The United Democratic Movement, formed in 1999 out of the ANC and that fossilised relic of the Ice Age, the National Party, has shrunk from 3.4 percent of the vote to about 1 percent. Cope, born out of the bitter “recall” of former president Thabo Mbeki, has been reduced to less than a percent after garnering 7.4 percent in 2009.
The Economic Freedom Fighters (EFF), comprising expelled ANC Youth League firebrands and led by self-styled commander-in-chief Julius Malema, has fallen short even of that – about 6 percent when this column went to press. While the EFF has likely squeezed past the DA to form the official opposition in Mpumulanga, North-West and Malema’s home province of Limpopo, it still has barely broken 10 percent, while the ANC vote hovers around 80 percent.
It was Malema who Zuma was obliquely addressing when he warned against the cold.

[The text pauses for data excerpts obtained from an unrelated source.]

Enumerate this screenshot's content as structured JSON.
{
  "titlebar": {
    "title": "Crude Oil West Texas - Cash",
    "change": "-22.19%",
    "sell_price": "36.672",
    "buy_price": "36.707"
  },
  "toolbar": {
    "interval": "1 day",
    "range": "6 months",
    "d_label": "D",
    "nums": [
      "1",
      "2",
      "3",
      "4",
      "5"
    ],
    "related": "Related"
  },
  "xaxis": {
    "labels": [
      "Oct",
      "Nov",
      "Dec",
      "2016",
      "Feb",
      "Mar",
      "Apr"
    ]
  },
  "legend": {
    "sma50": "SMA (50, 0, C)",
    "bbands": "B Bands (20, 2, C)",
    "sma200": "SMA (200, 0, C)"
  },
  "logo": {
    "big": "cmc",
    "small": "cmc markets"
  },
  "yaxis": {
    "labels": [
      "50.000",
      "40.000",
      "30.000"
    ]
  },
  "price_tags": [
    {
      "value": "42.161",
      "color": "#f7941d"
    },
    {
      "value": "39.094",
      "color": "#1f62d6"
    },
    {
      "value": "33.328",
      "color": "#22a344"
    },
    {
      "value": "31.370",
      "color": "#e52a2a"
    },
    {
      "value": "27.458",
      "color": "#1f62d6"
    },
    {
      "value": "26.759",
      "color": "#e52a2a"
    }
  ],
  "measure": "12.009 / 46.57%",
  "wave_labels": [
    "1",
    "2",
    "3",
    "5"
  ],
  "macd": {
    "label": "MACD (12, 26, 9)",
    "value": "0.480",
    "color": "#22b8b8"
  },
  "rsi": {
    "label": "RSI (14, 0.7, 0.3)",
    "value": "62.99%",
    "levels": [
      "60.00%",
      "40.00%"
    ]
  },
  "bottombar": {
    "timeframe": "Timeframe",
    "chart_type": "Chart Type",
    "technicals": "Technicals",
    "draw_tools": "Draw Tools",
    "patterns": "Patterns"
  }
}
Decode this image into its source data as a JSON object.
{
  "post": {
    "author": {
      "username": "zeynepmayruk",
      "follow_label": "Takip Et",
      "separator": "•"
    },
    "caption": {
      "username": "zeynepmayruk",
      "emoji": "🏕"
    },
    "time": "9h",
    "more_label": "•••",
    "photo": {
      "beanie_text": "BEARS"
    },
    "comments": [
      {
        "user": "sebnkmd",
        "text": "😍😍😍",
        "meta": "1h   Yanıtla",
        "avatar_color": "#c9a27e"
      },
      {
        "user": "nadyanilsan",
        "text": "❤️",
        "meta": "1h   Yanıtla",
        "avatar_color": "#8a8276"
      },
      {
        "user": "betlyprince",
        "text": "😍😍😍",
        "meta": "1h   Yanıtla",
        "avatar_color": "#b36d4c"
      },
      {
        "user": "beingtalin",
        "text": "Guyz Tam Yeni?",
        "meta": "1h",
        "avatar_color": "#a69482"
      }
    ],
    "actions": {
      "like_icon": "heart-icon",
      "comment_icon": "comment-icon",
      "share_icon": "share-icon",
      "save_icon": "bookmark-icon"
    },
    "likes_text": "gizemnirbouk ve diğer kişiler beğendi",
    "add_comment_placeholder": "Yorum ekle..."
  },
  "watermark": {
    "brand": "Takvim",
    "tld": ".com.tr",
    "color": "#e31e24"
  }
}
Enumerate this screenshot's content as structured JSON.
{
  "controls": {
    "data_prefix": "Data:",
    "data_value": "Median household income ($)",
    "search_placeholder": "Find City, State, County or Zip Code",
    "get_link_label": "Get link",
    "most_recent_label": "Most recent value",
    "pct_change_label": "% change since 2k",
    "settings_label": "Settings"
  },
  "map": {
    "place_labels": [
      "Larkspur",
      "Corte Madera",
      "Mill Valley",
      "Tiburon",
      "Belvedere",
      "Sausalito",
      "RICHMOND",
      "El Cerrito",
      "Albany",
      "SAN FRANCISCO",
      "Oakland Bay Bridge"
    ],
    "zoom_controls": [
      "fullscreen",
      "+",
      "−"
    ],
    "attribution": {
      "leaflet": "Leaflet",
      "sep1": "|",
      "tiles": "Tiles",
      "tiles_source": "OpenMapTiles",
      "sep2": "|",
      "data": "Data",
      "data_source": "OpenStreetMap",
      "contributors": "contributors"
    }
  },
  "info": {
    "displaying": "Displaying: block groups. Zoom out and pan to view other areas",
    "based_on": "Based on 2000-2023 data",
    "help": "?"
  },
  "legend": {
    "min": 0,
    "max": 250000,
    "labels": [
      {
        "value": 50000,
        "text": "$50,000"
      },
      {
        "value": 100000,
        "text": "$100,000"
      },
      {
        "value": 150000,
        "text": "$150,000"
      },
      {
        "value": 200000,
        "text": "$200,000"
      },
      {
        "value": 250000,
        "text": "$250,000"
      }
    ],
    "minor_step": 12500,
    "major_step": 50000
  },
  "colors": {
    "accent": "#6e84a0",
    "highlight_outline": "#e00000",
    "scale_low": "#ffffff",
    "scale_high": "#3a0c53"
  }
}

While Malema will continue to be a thorn in Zuma’s flesh if he personally makes it to Parliament – an array of fraud, corruption and racketeering charges, as well as a revenue service bankruptcy application, are all impediments – this was surely his best shot at sticking it to the ANC.
The EFF, after all, had hoped to draw all the anti-Zuma votes of disaffected former ANC supporters, ranging from imploded Cope to the likes of former intelligence minister Ronnie Kasrils, who urged ANC supporters to “vote no” by supporting any opposition party other than the DA, or spoiling their ballots.
As for AgangSA, created by Mamphela Ramphele, who came from the Black Consciousness tradition rather than the Congress tradition, what a train smash. It turned out to be less a gang than a lonesome pensioner toiling uphill, with barely a quarter percent.
In short, this is Zuma’s revenge, a personal triumph despite the declining ANC vote in both percentages and absolute numbers – possibly a million down on 2009’s 11.65 million – putting to rest speculation that Zuma would face a humiliating Mbeki-like recall, in the wake of the ANC getting a bloody nose.
Zuma is clearly going to be in charge, for good or ill, for another five years. The upside of that is that there might be a coherent attempt to implement the National Development Plan; the downside is more corruption and increasing authoritarianism.
The election is a personal triumph, too, for DA leader and Western Cape Premier Helen Zille. The Western Cape, captured in 2009 by the narrowest of margins, was held with close on 60 percent of the vote.
It seems that those Eastern Cape “education refugees” of whom she was so dismissive a few years back, might actually be voting for her.
The DA also not only increased its percentage of the national vote from 16.7 percent in 2009 to about 22 percent, but it gave the ANC a big skrik in Johannesburg and Tshwane metros. In doing so, it uncovered clearly the future fracture lines in the political glacier: the country is urbanising and ANC support is melting in the cities.
The DA should temper its exuberance, though. The killer statistic comes out of the past: in 1994 the National Party drew almost 4 million votes. The DA has yet to hit that figure.
ANC opponents can, however, seek solace in another historic fact. As we know from the National Party years, when a glacier eventually does crack, it can quickly become an avalanche.